Sosialisasi menurut para ahli bahasa-pun bermacam-macam, saya ambil satu definisi menurut Giddens (1994): proses sosialisasi sebagai sebuah proses yang terjadi ketika seorang bayi yang lemah berkembang secara aktif melalui tahap demi tahap sampai akhirnya menjadi pribadi yang sadar akan dirinya sendiri, pribadi yang berpengetahuan dan terampil akan cara hidupnya dalam kebudayaan tempat ia tinggal.

Jadi semenjak anak lahir, si anak sudah mulai bersosialisasi. Entah itu pada ibunya, ayahnya, kakak atau adiknya, paman dan tantenya, nenek dan kakeknya, sepupunya dan lain sebagainya.

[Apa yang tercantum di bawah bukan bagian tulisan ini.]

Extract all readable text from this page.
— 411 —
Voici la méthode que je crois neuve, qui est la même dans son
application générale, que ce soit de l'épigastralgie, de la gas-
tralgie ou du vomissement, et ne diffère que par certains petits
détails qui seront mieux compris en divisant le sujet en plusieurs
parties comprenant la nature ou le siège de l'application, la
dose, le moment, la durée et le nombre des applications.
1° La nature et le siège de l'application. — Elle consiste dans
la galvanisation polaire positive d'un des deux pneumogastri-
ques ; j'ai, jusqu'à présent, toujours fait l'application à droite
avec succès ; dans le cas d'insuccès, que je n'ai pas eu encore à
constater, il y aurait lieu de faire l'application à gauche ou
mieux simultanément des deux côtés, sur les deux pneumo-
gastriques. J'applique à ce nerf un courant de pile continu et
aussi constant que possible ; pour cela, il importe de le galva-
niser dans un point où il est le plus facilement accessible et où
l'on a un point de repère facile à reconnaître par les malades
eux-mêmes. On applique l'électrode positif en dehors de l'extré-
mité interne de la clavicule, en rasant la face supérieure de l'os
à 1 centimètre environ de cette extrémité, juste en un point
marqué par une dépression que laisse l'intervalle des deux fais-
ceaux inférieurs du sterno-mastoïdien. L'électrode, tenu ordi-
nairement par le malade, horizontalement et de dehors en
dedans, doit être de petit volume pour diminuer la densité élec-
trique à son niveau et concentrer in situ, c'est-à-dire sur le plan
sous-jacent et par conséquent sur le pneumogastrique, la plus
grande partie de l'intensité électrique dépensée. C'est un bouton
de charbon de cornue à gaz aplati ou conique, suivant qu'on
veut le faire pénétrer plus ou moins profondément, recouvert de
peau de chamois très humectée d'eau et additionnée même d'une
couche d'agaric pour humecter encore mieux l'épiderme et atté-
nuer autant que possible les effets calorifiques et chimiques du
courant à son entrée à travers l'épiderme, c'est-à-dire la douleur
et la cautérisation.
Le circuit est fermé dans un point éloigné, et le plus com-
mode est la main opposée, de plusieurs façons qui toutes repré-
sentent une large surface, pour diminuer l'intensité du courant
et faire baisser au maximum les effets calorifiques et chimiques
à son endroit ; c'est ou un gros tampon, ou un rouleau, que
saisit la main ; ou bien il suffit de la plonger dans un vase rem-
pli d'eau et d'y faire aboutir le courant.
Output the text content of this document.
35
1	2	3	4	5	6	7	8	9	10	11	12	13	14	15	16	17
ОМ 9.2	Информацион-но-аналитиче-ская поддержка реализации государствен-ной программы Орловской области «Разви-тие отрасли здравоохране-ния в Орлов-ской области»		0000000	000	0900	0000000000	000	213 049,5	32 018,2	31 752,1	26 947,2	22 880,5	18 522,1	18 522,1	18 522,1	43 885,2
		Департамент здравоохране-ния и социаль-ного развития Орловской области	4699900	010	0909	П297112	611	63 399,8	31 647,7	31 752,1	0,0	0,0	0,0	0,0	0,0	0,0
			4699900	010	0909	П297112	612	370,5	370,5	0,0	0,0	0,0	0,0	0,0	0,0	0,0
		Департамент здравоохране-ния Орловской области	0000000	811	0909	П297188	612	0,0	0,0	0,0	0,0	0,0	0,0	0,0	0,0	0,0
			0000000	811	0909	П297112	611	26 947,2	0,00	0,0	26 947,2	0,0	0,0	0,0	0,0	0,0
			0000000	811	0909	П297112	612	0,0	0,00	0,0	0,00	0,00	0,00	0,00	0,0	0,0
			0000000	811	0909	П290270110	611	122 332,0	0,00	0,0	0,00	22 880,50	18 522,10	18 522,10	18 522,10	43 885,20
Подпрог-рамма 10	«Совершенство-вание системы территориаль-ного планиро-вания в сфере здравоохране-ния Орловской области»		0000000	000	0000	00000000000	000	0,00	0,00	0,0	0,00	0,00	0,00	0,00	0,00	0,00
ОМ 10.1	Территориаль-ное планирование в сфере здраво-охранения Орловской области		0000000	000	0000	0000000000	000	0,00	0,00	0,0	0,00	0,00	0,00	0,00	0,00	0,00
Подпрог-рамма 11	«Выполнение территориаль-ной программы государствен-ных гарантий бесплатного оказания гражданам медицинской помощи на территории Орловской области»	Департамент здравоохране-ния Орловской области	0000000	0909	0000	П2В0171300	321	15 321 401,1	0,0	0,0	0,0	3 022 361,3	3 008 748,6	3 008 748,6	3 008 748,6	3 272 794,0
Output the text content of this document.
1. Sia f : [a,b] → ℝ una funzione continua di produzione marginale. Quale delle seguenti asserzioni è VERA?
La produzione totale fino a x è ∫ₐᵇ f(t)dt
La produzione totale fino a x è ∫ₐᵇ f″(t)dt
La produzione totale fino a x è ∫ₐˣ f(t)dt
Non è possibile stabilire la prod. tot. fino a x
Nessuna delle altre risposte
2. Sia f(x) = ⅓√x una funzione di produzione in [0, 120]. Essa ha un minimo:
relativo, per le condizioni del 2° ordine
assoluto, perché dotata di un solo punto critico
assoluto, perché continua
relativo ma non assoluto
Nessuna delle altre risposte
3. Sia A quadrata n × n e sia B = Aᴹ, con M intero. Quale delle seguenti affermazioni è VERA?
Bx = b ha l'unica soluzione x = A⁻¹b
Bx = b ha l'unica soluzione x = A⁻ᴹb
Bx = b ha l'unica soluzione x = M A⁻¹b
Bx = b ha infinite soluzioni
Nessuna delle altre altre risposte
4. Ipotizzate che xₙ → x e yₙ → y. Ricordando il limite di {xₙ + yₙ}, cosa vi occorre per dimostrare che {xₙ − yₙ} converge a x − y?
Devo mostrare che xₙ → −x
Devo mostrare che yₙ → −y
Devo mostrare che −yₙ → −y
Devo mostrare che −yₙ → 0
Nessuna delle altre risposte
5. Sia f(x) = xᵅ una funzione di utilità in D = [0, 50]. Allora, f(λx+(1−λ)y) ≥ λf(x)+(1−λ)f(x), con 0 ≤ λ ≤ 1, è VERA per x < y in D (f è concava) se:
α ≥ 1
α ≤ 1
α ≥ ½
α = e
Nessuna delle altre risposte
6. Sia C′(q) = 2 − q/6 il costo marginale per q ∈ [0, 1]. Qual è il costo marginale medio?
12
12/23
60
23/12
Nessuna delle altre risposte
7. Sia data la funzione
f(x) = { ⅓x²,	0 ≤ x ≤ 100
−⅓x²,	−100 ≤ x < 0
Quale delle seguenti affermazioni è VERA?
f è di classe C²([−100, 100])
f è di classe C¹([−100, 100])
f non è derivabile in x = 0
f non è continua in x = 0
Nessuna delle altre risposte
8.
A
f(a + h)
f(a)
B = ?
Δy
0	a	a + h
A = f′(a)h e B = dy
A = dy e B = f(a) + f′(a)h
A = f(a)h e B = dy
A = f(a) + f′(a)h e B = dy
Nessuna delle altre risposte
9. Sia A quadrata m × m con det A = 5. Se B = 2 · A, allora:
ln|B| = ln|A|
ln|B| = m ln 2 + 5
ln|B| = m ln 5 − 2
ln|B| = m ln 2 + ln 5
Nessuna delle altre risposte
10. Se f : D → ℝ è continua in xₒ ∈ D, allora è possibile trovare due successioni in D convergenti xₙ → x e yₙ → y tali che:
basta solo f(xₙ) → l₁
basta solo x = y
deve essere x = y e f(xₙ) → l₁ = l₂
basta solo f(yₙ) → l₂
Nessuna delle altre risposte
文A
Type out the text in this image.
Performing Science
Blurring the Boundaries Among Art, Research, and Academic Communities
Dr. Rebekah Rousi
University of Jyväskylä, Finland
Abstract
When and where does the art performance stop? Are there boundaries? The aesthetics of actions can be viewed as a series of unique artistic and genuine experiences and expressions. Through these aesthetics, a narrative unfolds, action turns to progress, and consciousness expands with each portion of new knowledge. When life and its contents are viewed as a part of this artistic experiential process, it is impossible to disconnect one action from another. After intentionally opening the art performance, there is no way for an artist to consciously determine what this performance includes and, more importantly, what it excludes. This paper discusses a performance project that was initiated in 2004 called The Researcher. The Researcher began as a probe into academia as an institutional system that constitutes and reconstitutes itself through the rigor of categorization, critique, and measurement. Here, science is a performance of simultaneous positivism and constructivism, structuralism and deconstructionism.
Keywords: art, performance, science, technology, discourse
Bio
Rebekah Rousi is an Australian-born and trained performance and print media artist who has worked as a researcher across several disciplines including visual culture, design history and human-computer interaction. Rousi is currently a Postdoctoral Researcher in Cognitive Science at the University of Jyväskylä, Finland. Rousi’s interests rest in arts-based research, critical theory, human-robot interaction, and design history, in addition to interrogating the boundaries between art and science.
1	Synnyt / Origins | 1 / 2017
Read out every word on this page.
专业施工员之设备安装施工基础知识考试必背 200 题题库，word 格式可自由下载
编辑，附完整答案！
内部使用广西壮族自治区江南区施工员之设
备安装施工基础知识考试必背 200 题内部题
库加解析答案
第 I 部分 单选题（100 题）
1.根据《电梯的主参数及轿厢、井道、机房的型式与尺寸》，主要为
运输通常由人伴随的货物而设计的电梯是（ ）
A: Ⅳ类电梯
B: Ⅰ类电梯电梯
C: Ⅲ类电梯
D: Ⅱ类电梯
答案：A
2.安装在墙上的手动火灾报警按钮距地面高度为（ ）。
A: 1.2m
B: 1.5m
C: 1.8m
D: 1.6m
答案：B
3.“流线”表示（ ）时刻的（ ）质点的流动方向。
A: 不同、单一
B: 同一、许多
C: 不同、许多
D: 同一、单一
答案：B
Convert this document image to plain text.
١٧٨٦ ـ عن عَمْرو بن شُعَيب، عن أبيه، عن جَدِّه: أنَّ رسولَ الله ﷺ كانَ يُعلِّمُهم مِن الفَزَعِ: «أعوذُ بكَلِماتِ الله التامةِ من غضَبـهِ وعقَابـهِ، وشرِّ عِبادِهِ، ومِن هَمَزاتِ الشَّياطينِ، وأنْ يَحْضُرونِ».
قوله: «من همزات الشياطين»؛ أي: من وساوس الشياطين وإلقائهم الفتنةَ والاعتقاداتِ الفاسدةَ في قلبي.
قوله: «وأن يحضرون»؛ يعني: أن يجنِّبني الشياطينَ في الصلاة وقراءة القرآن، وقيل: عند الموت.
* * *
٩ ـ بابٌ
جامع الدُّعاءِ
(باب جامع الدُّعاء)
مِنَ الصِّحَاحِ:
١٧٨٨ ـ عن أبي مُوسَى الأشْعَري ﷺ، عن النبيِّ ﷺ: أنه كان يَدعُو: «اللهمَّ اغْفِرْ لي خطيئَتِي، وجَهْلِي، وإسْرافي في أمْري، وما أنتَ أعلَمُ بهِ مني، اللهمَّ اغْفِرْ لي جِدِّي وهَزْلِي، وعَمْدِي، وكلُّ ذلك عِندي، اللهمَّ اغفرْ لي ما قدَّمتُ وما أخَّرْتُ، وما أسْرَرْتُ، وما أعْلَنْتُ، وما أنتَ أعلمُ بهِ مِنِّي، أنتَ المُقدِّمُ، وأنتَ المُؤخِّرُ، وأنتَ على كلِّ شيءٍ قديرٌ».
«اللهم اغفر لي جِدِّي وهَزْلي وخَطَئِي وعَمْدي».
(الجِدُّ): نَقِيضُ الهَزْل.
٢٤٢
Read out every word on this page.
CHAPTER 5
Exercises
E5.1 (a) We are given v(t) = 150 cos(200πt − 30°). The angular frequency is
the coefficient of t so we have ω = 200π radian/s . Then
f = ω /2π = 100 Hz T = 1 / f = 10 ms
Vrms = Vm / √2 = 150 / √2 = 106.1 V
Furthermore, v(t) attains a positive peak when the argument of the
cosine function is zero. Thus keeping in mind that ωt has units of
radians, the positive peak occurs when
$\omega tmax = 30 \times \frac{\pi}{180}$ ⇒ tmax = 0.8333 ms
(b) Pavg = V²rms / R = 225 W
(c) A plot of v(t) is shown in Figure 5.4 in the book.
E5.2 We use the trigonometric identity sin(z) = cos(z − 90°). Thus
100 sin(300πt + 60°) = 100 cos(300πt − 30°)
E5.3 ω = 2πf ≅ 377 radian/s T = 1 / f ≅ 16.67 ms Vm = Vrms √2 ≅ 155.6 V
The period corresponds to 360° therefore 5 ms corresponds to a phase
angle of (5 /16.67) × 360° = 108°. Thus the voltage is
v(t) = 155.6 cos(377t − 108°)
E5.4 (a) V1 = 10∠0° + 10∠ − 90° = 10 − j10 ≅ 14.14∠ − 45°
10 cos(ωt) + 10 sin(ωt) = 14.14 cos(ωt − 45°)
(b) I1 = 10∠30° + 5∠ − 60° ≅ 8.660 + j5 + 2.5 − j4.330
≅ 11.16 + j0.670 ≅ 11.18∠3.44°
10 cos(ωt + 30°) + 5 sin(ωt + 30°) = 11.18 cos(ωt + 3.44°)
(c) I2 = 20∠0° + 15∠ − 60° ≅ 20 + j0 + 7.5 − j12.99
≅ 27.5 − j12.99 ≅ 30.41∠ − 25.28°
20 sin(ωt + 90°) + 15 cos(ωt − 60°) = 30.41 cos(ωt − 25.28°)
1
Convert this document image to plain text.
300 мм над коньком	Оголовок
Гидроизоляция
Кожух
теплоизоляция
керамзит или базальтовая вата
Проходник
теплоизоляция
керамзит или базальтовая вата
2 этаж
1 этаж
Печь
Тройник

Ketika ia beranjak besar, ia mulai mengenal orang lain dari berbagai umur, mulai dari anak-anak tetangga, penjaja jajanan keliling, petugas kasir, teman ibu atau ayahnya, teman abang atau kakaknya dan lain sebagainya. Demikian seterusnya sampai kemudian si anak memasuki usia sekolah.

Lantas dipertanyakan kepada anak yang bersekolah di rumah (HSer), bagaimana caranya bersosialiasi? Tentu saja jawabnya sama seperti ketika ia mulai belajar bersosialisasi dari ketika ia lahir sampai sekarang usianya. Sosialisasi yang dimaksud tentu saja tidak harus dengan usia yang sama, dengan usia yang berbeda menurut saya anak-anak justru terasah keterampilannya dalam mengahadapi orang dengan berbagai tingkat usia.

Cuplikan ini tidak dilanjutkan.